FairScheduling Conventions in Hadoop
- by dan.mcclary
While scheduling and resource allocation control has been present in Hadoop since 0.20, a lot of people haven't 
discovered or utilized it in their initial investigations of the Hadoop ecosystem.  We could chalk this up to many things:
 
     
      Organizations are still determining what their dataflow and analysis workloads will comprise 
      Small deployments under tests aren't likely to show the signs 
of strains that would send someone looking for resource allocation 
options 
      The default scheduling options -- the FairScheduler and the 
CapacityScheduler -- are not placed in the most prominent position 
within the Hadoop documentation. 
     
      
   
   
    However, for production deployments, it's wise to start with at 
least the foundations of scheduling in place so that you can tune 
 the cluster as workloads emerge.  To do that, we have to ask ourselves 
something about what the off-the-rack scheduling options are.  We have 
some choices: 
     
      The FairScheduler, which will work to ensure resource allocations are enforced on a per-job basis. 
      The CapacityScheduler, which will ensure resource allocations are enforced on a per-queue basis. 
      Writing your own implementation of the abstract class 
org.apache.hadoop.mapred.job.TaskScheduler is an option, but usually 
overkill. 
     
      
   
  
If you're going to have several concurrent users and leverage the more 
interactive aspects of the Hadoop environment 
(e.g.
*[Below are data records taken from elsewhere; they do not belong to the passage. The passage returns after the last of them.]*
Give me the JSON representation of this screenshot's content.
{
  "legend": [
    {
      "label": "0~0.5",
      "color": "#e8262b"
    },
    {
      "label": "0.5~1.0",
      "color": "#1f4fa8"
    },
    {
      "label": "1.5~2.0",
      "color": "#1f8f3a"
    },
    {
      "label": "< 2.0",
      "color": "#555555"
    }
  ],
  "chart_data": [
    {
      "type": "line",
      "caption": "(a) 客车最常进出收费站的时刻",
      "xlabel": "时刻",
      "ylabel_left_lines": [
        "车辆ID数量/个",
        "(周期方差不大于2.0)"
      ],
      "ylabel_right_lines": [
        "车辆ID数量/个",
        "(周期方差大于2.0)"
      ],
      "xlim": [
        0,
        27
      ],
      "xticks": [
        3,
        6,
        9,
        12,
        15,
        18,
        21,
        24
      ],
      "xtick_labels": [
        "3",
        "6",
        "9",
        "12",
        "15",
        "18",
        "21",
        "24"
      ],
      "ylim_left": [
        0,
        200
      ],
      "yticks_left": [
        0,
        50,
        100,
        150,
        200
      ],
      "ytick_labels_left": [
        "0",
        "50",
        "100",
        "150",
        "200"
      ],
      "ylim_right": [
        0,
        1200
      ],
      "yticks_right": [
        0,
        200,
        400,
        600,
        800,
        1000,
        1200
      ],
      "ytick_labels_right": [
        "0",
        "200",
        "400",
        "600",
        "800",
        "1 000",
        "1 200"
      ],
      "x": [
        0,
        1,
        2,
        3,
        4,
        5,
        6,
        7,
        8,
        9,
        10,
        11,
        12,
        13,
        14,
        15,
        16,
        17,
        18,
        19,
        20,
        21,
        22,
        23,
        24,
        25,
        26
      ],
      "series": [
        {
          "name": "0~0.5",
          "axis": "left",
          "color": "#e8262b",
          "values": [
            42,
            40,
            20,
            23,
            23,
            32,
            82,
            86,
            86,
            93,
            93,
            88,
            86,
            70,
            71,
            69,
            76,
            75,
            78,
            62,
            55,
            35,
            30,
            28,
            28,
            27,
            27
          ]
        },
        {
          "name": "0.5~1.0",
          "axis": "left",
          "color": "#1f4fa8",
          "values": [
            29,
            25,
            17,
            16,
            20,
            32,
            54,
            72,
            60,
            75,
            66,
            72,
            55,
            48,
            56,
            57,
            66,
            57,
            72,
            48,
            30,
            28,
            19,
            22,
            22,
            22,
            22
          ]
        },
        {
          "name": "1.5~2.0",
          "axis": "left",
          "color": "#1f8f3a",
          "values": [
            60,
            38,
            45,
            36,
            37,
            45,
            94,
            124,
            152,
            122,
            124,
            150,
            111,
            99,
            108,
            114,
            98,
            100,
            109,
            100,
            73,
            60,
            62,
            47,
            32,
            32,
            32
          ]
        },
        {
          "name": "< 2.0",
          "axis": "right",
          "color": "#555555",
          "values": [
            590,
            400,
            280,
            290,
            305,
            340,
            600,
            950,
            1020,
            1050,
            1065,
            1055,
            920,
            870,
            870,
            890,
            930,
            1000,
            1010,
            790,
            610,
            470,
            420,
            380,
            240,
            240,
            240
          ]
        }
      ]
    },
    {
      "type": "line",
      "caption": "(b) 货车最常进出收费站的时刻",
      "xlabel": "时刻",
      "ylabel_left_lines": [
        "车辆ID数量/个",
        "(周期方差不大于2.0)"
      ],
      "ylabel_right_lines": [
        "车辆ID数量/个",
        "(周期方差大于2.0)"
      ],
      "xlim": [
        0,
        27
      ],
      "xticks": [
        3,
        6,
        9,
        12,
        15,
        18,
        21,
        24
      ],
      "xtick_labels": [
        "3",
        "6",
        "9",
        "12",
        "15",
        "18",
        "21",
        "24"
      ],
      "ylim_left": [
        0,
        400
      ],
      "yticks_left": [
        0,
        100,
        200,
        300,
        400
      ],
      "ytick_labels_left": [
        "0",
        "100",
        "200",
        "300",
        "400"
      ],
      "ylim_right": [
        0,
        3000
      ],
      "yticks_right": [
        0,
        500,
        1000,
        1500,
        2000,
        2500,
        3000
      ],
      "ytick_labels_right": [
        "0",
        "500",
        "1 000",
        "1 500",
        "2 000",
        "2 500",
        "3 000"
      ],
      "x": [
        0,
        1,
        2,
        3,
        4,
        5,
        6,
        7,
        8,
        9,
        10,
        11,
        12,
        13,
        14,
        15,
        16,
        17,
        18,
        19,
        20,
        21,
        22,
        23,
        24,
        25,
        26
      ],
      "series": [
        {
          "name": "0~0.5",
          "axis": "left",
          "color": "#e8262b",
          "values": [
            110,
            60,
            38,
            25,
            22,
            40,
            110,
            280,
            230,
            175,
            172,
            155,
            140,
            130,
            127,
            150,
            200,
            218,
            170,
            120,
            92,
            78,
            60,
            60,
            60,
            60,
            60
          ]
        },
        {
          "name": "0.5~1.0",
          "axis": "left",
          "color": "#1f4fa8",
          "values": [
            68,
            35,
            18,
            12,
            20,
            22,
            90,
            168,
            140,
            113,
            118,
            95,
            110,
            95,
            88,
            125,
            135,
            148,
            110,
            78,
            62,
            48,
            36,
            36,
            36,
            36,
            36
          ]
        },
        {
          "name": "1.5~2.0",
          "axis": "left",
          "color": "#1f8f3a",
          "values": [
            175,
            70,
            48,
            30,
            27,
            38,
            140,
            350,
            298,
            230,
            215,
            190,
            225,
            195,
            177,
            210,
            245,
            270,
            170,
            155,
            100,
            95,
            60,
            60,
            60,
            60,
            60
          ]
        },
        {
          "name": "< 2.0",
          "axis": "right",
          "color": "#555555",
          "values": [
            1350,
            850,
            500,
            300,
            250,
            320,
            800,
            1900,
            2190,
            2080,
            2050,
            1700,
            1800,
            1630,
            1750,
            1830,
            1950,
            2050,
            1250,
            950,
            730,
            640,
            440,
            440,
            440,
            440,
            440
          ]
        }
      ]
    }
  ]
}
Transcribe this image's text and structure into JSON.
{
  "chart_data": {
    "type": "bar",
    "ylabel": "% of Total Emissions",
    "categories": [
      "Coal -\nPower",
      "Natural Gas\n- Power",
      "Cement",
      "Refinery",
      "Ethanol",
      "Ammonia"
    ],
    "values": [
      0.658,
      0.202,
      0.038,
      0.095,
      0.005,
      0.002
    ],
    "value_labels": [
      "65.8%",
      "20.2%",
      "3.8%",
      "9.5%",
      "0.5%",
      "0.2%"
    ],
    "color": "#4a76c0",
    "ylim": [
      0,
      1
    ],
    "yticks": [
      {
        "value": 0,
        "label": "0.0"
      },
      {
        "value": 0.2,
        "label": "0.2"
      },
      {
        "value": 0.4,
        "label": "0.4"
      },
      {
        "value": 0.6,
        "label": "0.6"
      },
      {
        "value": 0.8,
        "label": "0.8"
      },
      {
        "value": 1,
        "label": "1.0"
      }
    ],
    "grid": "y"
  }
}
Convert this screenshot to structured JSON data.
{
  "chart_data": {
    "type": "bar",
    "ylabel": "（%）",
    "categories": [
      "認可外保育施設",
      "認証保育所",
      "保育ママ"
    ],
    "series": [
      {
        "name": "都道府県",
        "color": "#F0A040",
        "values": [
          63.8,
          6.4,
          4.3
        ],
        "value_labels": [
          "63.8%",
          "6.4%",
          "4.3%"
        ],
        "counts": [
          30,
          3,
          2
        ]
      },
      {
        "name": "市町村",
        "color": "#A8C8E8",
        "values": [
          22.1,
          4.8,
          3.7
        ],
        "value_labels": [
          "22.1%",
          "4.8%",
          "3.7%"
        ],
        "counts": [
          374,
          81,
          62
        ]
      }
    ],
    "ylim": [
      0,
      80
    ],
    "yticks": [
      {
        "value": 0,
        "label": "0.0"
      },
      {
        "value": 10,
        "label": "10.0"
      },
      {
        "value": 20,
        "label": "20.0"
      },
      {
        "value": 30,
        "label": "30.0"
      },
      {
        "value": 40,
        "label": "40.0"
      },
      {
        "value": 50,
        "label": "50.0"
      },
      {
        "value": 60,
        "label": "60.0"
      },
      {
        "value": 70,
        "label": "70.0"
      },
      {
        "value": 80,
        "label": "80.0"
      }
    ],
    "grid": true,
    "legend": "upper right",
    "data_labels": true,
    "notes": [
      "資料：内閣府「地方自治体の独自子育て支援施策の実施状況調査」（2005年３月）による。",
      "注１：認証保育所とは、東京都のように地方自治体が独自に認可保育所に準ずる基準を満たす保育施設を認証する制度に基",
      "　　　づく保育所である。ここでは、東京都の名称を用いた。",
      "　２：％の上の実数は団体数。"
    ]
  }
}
Pig and Hive scripting), the FairScheduler is definitely the way 
to go.  
In particular, we can do user-specific pools so that default users get 
their fair share, and specific users are given the resources their 
workloads require.
 
   
    To enable fair scheduling, we're going to need to do a couple of things.  
First, we need to tell the JobTracker that we want to use scheduling and where we're going to be defining our allocations. 
 We do this by adding the following to the 
 mapred-site.xml file in HADOOP_HOME/conf: 
      
        <property> 
        <name>mapred.jobtracker.taskScheduler</name> 
        <value>org.apache.hadoop.mapred.FairScheduler</value> 
        </property>  
        <property> 
        <name>mapred.fairscheduler.allocation.file</name> 
        <value>/path/to/allocations.xml</value> 
        </property>  
        <property> 
        <name>mapred.fairscheduler.poolnameproperty</name> 
        <value>pool.name</value> 
        </property>  
        <property> 
        <name>pool.name</name> 
        <value>${user.name}</name> 
        </property>   
     
      
  What we've done here is simply tell the JobTracker that we'd like to 
task scheduling to use the FairScheduler class rather than a single FIFO
 queue.
  Moreover, we're going to be defining our resource pools and 
allocations in a file called allocations.xml
  
  For reference, the allocation file is read every 15s or so, which 
allows for tuning allocations without having to take down the 
JobTracker.
   
     
     
      
  Our allocation file is now going to look a little like this
   
        
          
<?xml version="1.0"?> 
 
          
<allocations>
 
          
  <pool name="dan">
  
            
            
            
            
            
            
    <minMaps>5</minMaps> 
            
    <minReduces>5</minReduces>
     
            
    <maxMaps>25</maxMaps>
     
            
    <maxReduces>25</maxReduces>
     
            
    <minSharePreemptionTimeout>300</minSharePreemptionTimeout>
     
            
  </pool>
 
            
  <mapreduce.job.user.name="dan">
              
              
              
              
              
              
    <maxRunningJobs>6</maxRunningJobs>
     
              
  </user>
 
              
  <userMaxJobsDefault>3</userMaxJobsDefault>
   
              
  <fairSharePreemptionTimeout>600</fairSharePreemptionTimeout>
  
              
</allocations>
 
             
             
     
     
      
  In this case, I've explicitly set my username to have upper and lower 
bounds on the maps and reduces, and allotted myself double the number of
 running jobs.
    Now, if I run hive or pig jobs from either the console or via the 
Hue web interface, I'll be treated "fairly" by the JobTracker. 
    There's a lot more tweaking that can be done to the allocations 
file, so it's best to dig down into the
     description  
     and start trying out allocations that might fit your workload.